Additionally, Elder Holland repeated a metaphor previously used by LDS leaders Elder Neal A. Maxwell and President Dallin H. Oaks about the builders of the Nauvoo Illinois Temple in the 1840s, a time of significant persecution for the Church. Quoting Elder Maxwell, Elder Holland said that these builders “worked with a trowel in one hand and a musket in the other. Today scholars building the temple of learning must also pause on occasion to defend the kingdom. … The dual role of builder and defender is unique and ongoing.” In the context of the talk and in the context of Elder Holland’s life and ministry, it is clear that he was calling on the faculty at BYU to do more to defend the teachings of the Church from various kinds of intellectual attacks. 

What he emphatically was NOT doing, and what it takes a good deal of motivated misinterpretation to believe he was doing, is calling for violence towards LGBT+ individuals. But this is exactly how his words were interpreted by online critics. On the day of the speech, one BYU colleague remarked that many of Elder Holland’s critics on Twitter heard the message of “gun violence against queers.” But again, one can only hear that if one ignores everything else about Elder Holland’s talk, life, and ministry.

Like Franciscan Health, Elder Holland has a lot of love and compassion for those who identify as LGBT+. It is false and unfair to say that he “openly oppose[s] LGBT+ individuals.” The key point of disagreement between Elder Holland and his critics is what it means to love LGBT+ individuals. If you come from the worldview of expressive individualism, love means accepting and affirming whatever gender or sexual identity a person identifies with. Desires and self-perceptions are central to the self. But from a Restoration Christian perspective, love means helping and encouraging others to live up to their true identity as children of God. As Elder Holland says in the talk that his critics denounce, “As near as I can tell, Christ never once withheld His love from anyone, but He also never once said to anyone, ‘Because I love you, you are exempt from keeping my commandments.’ We are tasked with trying to strike that same sensitive, demanding balance in our lives.”

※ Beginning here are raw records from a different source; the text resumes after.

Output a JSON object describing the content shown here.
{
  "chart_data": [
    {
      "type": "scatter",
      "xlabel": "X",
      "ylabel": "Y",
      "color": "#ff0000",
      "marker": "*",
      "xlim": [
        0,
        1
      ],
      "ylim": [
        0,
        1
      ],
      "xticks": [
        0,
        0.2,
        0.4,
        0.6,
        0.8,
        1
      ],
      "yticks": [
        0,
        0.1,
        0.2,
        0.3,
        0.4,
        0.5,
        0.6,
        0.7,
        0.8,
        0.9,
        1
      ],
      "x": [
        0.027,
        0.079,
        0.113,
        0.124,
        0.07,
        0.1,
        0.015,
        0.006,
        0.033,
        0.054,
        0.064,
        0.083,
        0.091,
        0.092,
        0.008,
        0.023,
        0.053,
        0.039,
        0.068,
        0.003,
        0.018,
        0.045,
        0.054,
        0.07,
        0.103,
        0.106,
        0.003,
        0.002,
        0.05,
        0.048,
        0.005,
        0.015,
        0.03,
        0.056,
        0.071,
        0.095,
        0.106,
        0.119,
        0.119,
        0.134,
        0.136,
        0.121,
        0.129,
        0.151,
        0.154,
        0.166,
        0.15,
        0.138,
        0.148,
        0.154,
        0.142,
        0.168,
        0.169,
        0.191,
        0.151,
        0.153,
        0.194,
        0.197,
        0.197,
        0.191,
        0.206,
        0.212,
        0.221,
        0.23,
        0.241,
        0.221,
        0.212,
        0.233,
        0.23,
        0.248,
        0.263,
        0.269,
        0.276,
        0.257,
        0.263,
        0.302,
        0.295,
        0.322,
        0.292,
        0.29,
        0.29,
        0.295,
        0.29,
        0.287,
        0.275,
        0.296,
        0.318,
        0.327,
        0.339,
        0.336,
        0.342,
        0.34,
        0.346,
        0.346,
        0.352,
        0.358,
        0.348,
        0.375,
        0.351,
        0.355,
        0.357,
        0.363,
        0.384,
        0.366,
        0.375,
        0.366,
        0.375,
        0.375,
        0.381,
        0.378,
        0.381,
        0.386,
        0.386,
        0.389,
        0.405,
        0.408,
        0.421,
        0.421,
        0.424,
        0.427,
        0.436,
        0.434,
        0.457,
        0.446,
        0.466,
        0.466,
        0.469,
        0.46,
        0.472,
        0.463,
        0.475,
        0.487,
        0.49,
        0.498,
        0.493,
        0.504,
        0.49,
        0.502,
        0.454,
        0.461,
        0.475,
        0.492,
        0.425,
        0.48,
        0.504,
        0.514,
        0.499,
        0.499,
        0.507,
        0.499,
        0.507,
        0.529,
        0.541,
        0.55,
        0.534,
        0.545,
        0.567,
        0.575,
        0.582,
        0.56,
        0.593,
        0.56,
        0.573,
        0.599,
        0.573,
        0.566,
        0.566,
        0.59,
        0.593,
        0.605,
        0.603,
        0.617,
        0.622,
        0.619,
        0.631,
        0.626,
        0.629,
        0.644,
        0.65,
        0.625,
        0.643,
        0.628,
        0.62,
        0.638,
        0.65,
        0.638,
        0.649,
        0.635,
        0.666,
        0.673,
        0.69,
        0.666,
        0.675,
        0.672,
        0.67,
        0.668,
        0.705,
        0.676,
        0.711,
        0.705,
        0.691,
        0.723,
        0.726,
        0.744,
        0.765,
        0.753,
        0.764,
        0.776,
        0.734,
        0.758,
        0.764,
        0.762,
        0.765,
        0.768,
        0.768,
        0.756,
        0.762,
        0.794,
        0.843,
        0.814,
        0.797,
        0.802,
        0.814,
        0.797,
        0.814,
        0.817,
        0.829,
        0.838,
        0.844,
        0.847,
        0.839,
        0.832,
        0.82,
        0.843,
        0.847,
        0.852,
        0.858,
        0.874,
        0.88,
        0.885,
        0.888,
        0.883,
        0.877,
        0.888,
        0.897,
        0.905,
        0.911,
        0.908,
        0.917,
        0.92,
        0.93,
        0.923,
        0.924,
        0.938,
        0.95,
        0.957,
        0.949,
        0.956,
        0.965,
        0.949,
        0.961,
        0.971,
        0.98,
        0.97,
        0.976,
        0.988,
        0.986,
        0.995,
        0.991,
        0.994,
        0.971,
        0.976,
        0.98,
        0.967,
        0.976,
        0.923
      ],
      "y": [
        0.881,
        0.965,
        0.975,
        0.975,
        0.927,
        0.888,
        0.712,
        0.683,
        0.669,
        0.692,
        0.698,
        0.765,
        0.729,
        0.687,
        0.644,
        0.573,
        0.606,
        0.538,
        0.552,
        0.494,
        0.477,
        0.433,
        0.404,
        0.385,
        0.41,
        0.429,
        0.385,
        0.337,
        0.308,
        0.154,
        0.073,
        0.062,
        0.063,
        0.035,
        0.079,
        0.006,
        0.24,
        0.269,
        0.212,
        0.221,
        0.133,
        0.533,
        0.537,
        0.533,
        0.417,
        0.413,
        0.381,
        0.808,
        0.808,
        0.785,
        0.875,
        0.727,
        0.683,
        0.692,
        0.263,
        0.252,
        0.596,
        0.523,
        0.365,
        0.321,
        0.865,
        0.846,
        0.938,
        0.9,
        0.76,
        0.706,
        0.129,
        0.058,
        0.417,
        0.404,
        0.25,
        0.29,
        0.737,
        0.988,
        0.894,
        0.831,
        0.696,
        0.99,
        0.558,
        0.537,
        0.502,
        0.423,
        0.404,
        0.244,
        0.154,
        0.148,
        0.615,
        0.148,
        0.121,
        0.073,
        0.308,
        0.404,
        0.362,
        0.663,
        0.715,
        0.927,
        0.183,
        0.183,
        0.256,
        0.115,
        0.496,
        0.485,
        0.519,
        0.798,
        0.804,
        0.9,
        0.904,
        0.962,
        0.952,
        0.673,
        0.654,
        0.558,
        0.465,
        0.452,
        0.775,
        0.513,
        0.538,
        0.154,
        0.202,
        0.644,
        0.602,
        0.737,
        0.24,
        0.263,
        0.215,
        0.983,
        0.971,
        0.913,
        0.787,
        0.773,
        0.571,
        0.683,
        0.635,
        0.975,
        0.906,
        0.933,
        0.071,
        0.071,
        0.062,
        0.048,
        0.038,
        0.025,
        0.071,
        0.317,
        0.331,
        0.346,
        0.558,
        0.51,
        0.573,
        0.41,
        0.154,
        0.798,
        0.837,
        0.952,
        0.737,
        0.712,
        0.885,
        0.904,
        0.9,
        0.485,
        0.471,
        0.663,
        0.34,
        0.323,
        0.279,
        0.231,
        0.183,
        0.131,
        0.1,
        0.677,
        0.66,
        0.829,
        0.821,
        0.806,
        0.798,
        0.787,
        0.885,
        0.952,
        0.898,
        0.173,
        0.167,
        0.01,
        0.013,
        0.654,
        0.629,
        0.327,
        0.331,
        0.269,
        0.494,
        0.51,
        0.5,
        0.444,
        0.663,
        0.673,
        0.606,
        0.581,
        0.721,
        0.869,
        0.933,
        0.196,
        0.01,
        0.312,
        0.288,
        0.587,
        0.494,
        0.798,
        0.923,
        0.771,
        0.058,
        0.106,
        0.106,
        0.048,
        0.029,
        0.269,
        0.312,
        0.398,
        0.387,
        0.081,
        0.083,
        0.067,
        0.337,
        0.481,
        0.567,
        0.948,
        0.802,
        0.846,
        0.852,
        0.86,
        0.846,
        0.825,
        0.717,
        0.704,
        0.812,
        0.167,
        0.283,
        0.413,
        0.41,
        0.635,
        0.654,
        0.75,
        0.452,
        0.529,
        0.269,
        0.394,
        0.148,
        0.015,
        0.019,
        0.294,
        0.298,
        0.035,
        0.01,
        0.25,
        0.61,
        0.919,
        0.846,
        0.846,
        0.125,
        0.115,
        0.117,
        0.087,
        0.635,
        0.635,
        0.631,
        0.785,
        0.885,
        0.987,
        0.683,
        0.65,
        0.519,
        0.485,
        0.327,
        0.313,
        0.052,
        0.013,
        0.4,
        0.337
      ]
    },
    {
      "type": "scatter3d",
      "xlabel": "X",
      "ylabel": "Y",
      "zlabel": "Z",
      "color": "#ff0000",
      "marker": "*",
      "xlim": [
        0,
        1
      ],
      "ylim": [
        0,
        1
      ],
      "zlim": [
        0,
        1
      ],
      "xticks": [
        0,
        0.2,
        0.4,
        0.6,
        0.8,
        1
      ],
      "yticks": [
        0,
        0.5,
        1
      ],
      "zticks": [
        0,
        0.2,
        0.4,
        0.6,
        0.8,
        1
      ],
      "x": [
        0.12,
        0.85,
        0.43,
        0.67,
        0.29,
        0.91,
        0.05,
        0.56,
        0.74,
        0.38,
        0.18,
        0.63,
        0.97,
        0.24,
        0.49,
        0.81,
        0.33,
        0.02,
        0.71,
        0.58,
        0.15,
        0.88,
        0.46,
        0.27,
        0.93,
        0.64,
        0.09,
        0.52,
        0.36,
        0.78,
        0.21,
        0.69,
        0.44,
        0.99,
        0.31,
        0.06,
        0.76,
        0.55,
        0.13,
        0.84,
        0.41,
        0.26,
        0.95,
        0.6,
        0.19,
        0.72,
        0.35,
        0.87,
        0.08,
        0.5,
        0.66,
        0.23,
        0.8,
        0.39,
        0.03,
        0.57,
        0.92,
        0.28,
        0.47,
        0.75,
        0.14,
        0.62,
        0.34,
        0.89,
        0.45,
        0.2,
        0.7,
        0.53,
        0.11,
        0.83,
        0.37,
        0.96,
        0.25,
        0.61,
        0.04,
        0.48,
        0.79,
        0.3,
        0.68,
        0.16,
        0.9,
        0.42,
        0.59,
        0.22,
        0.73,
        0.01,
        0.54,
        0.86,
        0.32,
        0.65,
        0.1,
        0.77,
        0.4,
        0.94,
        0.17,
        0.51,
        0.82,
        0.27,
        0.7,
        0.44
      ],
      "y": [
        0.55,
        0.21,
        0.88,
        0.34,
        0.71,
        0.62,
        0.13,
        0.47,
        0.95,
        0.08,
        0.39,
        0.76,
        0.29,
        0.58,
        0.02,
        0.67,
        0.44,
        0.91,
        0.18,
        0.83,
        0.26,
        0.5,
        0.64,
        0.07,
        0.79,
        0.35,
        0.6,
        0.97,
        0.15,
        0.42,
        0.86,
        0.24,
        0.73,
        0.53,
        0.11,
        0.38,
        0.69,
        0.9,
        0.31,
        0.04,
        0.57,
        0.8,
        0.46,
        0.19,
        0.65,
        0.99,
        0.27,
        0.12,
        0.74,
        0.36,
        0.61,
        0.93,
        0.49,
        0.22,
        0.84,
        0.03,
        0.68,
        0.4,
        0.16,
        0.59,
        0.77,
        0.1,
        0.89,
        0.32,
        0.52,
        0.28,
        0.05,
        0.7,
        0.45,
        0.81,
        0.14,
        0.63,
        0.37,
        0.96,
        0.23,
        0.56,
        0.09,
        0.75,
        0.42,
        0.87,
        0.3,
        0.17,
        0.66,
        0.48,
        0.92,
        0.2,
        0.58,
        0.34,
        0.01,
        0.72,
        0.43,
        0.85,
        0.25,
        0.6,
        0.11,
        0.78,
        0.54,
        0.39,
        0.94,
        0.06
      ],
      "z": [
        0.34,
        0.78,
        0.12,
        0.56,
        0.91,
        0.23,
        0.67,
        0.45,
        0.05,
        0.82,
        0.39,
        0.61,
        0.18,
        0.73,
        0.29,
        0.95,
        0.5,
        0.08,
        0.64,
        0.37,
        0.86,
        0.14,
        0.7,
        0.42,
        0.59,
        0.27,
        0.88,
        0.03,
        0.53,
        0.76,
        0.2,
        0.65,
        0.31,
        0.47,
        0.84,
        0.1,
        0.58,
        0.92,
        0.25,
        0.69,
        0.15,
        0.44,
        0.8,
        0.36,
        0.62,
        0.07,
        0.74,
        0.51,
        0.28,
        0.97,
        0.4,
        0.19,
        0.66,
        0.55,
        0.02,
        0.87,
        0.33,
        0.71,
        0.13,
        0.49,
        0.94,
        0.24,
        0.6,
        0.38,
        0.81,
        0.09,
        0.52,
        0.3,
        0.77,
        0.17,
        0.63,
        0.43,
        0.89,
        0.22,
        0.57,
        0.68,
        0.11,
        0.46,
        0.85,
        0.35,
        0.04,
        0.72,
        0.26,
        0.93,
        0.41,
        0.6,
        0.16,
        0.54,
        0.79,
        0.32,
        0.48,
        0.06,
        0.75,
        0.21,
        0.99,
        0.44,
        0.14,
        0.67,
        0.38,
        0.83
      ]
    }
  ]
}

The great love that Holland has for LGBT+ individuals comes from his knowledge that they are children of God, the same knowledge that inspires him to call on faculty to defend the Church’s position on the family. The two are intrinsically connected.

There is much that could be said here about free speech, and the importance of listening to contrasting points of view. But that does have its limits. Southern Utah University students deserve to have a commencement speaker who does not wish them harm. The problem is that SUU has chosen just such a speaker, and yet, some have interpreted the very fact that he does not share their worldview as harmful to them, and have gone in search of evidence, no matter how distorted from the reality, to prove that point.

Yes, SUU students should feel safe. But if there are students graduating who don’t feel safe just because their commencement speaker has a different worldview, then SUU has much bigger problems than who’s speaking at graduation.